Categorie b. werd aanvankelijk over ruim 50 kampen door het gehele land verspreid ( Bijlage 1. ) . Van deze kampen waren de belangrijkste: het Lloyd Hotel, later Oostelijke Handelskade en de Quarantaine inrichting Zeeburgerdijk, beiden te Amsterdam, Koninginnehoofd en het Quarantaine Station Beneden Heyplaat, beiden te Rotterdam. Als kampleiders waren reserve officieren aangewezen. De overige kampen stonden onder leiding van particuliere instanties maar daarnaast onder supervisie van het Ministerie van Binnenlandse Zaken. Omstreeks de jaarwisseling 1938 1939 werden de "Regeeringsgemachtigden voor de onderbrenging van Joodsche vluchtelingen" aangewezen, te weten: H. Sieperda, hoofd comptabiliteit (4e afdeling) van het Ministerie van Justitie en B.G.A. Smeets, directeur van de tuchtschool te Nijmegen. Smeets werd belast met de zorg voor de illegale vluchtelingen en Sieperda voor de legale vluchtelingen. Tot hun competentie behoorden alle zaken de onderbrenging van vluchtelingen rakende, voorzover deze niet rechtstreeks door één van de ministeries werden verricht. Voor de uitvoering van hun taak werd eind 1938 het Vluchtelingenbureau ingesteld dat hen administratief ondersteunde bij de onderbrenging van vluchtelingen, hun overplaatsing, verlof of ontslag, het vervaardigen van kampvoorschriften en de bemoeienis met geestelijke verzorging en gezondheidszorg ( Archief van de afdeling Armwezen (1918 1947) van het Ministerie van Binnenlandse Zaken, inv.nr. 560. ) .
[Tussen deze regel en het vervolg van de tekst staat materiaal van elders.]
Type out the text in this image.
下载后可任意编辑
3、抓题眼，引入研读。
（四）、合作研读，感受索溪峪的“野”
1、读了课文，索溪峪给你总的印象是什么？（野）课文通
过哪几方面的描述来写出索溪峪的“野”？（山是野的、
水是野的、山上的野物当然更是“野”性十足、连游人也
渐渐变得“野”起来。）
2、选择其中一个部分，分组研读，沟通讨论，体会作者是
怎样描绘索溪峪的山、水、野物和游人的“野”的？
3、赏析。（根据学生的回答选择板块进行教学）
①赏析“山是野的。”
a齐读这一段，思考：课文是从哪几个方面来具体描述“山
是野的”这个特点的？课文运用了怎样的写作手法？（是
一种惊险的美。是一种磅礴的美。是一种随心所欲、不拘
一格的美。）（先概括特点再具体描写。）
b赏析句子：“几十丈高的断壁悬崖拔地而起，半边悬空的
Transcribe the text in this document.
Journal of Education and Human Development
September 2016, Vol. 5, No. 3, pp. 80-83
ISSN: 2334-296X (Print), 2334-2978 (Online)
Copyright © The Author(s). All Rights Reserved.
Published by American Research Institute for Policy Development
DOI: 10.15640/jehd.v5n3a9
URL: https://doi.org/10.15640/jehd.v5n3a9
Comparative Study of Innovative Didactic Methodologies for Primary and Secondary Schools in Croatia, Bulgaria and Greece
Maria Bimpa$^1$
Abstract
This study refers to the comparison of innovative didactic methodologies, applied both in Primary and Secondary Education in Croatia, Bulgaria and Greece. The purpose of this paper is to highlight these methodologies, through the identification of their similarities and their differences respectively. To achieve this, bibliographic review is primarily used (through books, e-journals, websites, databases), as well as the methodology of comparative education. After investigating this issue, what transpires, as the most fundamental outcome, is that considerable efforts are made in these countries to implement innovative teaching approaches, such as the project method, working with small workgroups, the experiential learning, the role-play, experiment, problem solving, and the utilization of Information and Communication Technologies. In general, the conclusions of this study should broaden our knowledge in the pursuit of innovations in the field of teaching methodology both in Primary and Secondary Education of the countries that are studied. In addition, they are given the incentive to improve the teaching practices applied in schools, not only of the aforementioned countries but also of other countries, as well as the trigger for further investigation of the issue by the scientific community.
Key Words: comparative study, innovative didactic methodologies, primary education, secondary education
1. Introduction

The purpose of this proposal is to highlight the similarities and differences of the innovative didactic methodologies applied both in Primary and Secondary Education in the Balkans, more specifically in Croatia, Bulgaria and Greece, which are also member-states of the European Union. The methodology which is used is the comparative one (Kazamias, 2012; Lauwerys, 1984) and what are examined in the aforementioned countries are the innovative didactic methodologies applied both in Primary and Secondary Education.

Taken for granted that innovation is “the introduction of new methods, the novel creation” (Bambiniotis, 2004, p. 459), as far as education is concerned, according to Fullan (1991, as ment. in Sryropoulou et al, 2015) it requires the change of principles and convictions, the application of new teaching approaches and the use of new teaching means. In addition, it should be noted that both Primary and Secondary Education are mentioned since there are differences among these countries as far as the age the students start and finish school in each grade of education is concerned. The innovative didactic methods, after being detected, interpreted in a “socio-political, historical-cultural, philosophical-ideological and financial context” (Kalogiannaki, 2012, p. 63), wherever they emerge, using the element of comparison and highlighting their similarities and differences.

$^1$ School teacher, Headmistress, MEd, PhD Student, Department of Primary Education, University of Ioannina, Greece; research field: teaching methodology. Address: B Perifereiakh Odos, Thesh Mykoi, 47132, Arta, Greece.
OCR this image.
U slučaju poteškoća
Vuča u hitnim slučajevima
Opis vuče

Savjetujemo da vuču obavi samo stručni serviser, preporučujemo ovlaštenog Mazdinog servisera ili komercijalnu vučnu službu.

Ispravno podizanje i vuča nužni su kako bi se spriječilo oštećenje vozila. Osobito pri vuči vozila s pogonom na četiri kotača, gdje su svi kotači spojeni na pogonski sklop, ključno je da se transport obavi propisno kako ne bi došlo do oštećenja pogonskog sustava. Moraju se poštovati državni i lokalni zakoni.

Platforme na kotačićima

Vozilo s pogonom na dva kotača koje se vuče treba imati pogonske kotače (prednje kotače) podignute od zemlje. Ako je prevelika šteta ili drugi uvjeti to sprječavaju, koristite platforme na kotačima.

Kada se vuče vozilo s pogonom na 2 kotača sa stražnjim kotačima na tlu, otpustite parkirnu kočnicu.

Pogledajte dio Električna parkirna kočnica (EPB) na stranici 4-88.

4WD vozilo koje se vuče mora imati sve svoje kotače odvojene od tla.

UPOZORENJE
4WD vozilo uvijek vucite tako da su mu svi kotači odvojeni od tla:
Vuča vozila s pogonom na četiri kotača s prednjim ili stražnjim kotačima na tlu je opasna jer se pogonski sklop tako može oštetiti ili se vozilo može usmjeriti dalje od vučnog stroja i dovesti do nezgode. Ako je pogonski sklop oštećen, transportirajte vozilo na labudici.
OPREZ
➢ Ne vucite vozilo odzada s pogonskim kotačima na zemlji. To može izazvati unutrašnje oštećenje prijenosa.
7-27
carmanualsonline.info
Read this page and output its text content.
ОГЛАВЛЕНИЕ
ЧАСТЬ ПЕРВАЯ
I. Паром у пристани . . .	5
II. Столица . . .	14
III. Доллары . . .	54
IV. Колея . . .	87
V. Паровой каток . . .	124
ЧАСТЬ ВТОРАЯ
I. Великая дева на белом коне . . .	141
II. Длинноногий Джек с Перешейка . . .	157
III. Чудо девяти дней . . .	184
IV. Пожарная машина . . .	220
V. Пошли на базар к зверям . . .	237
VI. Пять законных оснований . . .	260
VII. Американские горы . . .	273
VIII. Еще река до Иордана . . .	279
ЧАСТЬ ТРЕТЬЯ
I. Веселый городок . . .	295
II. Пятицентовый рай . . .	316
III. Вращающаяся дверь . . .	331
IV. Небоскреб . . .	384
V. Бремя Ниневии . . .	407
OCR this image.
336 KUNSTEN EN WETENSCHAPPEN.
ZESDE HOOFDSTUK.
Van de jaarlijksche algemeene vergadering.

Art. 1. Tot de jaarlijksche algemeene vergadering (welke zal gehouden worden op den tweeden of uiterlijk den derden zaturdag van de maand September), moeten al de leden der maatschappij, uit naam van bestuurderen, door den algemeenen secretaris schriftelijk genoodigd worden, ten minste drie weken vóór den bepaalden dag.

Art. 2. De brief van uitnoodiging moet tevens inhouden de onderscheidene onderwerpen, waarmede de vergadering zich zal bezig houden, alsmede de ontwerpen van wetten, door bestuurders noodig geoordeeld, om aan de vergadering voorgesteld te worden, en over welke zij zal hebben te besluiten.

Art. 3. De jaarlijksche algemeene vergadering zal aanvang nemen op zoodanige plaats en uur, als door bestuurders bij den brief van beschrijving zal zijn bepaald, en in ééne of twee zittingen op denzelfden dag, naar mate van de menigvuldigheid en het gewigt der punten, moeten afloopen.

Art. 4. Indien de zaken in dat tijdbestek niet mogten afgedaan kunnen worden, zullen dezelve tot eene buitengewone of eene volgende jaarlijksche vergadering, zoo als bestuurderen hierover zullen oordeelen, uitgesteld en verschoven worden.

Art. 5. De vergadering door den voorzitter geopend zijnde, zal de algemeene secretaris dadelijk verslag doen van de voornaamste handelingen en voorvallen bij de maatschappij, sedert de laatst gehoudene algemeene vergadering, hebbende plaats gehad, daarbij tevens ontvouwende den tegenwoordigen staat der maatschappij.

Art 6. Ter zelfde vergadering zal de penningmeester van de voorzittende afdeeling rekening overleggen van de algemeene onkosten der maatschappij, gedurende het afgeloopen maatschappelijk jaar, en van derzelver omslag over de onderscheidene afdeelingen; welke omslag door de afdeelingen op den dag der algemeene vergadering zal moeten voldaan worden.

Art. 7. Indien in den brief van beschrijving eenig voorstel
Het ontwikkelen van beleid met betrekking tot de zorg voor vluchtelingen en het beheer over de kampen was binnen de organisatorische structuur van Binnenlandse Zaken de verantwoordelijkheid van de afdeling Armwezen. Per 1 januari 1939 werd op deze afdeling het aparte bureau A/Vl gevormd, dat deze taak vervulde. Het Vluchtelingenbureau en A/Vl werden per 10 augustus 1939 samengevoegd om een einde te maken aan de administratieve chaos die was ontstaan doordat zij langs elkaar heen werkten. Bureau A/Vl was vanaf dat moment zowel belast met het beleid ten aanzien van de vluchtelingen als met de uitvoering hiervan.
Alle financiële en personele aangelegenheden met betrekking tot de vluchtelingenzorg vielen onder de verantwoordelijkheid van de afdeling Algemeen Secretariaat en Comptabiliteit (ASC) van het Ministerie van
Binnenlandse zaken ( Bijlage 2. ) . Deze taak werd ook uitgevoerd door een apart bureau ASC/Vluchtelingen (ASC/Vl). De chef van de afdeling ASC, L.L. Franx, trad op als beheerder van het fonds, dat diende ter financiering van alle kosten voor de vluchtelingenzorg. De gelden voor dit fonds werden beschikbaar gesteld door particuliere comités die zich het lot van de vluchtelingen aantrokken. Alle kosten, inclusief bureau en personele kosten, werden door het Ministerie van Binnenlandse Zaken aanvankelijk uit dit fonds betaald, waarbij verantwoording werd afgelegd aan de comités ( Inv.nr. 9. ) . Later ging het Rijk ook zelf bijdragen in de kosten.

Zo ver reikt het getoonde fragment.